Jesus also had a positive influence on literature, enriching us with some of the greatest themes and ideas. From Dante to Chaucer, from John Donne to Fyodor Dostoevsky, the Christian faith has influenced literature, and literature has helped to spread the gospel. Author Joseph Nelson writes:

English literature owes much to Christianity. Many of the subjects and themes of our best literary works have their roots and inspiration in the Gospel of Christ... literature owes much to Christianity, for the spirit and doctrines of the gospel adorn the pages of all our literary works.

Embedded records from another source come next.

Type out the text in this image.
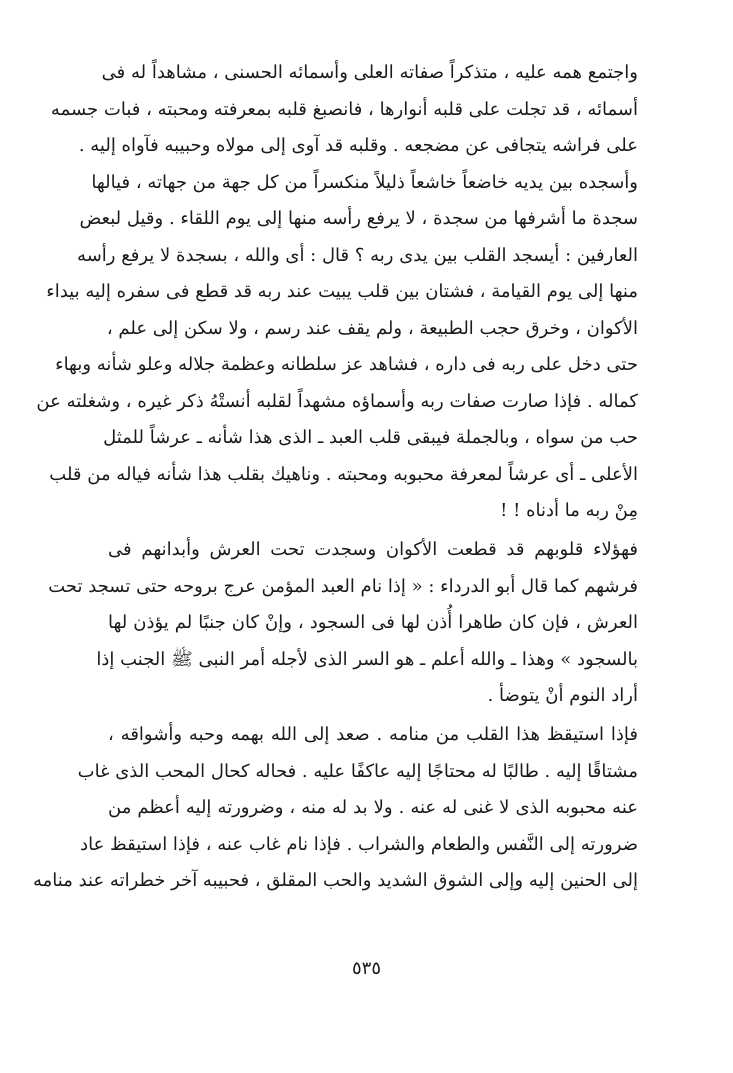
واجتمع همه عليه ، متذكراً صفاته العلى وأسمائه الحسنى ، مشاهداً له فى
أسمائه ، قد تجلت على قلبه أنوارها ، فانصبغ قلبه بمعرفته ومحبته ، فبات جسمه
على فراشه يتجافى عن مضجعه . وقلبه قد آوى إلى مولاه وحبيبه فآواه إليه .
وأسجده بين يديه خاضعاً خاشعاً ذليلاً منكسراً من كل جهة من جهاته ، فيالها
سجدة ما أشرفها من سجدة ، لا يرفع رأسه منها إلى يوم اللقاء . وقيل لبعض
العارفين : أيسجد القلب بين يدى ربه ؟ قال : أى والله ، بسجدة لا يرفع رأسه
منها إلى يوم القيامة ، فشتان بين قلب يبيت عند ربه قد قطع فى سفره إليه بيداء
الأكوان ، وخرق حجب الطبيعة ، ولم يقف عند رسم ، ولا سكن إلى علم ،
حتى دخل على ربه فى داره ، فشاهد عز سلطانه وعظمة جلاله وعلو شأنه وبهاء
كماله . فإذا صارت صفات ربه وأسماؤه مشهداً لقلبه أنستْهُ ذكر غيره ، وشغلته عن
حب من سواه ، وبالجملة فيبقى قلب العبد ـ الذى هذا شأنه ـ عرشاً للمثل
الأعلى ـ أى عرشاً لمعرفة محبوبه ومحبته . وناهيك بقلب هذا شأنه فياله من قلب
مِنْ ربه ما أدناه ! !
فهؤلاء قلوبهم قد قطعت الأكوان وسجدت تحت العرش وأبدانهم فى
فرشهم كما قال أبو الدرداء : « إذا نام العبد المؤمن عرج بروحه حتى تسجد تحت
العرش ، فإن كان طاهرا أُذن لها فى السجود ، وإنْ كان جنبًا لم يؤذن لها
بالسجود » وهذا ـ والله أعلم ـ هو السر الذى لأجله أمر النبى ﷺ الجنب إذا
أراد النوم أنْ يتوضأ .
فإذا استيقظ هذا القلب من منامه . صعد إلى الله بهمه وحبه وأشواقه ،
مشتاقًا إليه . طالبًا له محتاجًا إليه عاكفًا عليه . فحاله كحال المحب الذى غاب
عنه محبوبه الذى لا غنى له عنه . ولا بد له منه ، وضرورته إليه أعظم من
ضرورته إلى النَّفس والطعام والشراب . فإذا نام غاب عنه ، فإذا استيقظ عاد
إلى الحنين إليه وإلى الشوق الشديد والحب المقلق ، فحبيبه آخر خطراته عند منامه
٥٣٥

Christians also found inspiration in music. The music of the early church has its origins, style, and tradition in Jewish temple singing - in the psalms and in the songs of the Jewish synagogue. According to the Bible, music performs important functions. In 2 Chronicles 5:12-14 we see that music was an integral part of the ceremony of the dedication of Solomon's temple. We remember how King David also played the harp. Music was used as an accompaniment to the reading of selected passages from Scripture. In the Middle Ages, the reform of liturgy and singing was largely carried out by Gregory I (the Great, 590-604). He reformed liturgical singing, creating separate liturgies for different theological readings, provided for by the church calendar, and also wrote new melodies. The 11th-century monk Guido of Aretino (995-1050) made a very important contribution to the development of Western music. He is considered the father of modern musical notation. Wanting to help his students remember the notes c-d-ef-g-a, he took the first syllables of the words of the famous hymn Ut Queant Laxis, which is a Christian song about Saint John, thereby creating a mnemonic rule.

UT queant laxis REsonare fibris
MIre gestorum FAmuli tuorum
SOLve pollutis LAbiis reatum
Sancte Iohannes.

The first syllables of the words of these six lines became the names of the notes: "ut", "re", "mi", "fa", "sol", "la". We still learn them in this order, only replacing "ut" with "do" and adding "si" after "la". Guido of Aretna also developed a more accurate notation of the pitch of a note (position of a note), thereby abolishing the dependence of Western music on oral traditions. Music also carries its Christian essence in the Renaissance and Baroque periods (Luther, Bach, Handel, Vivaldi and other authors and composers).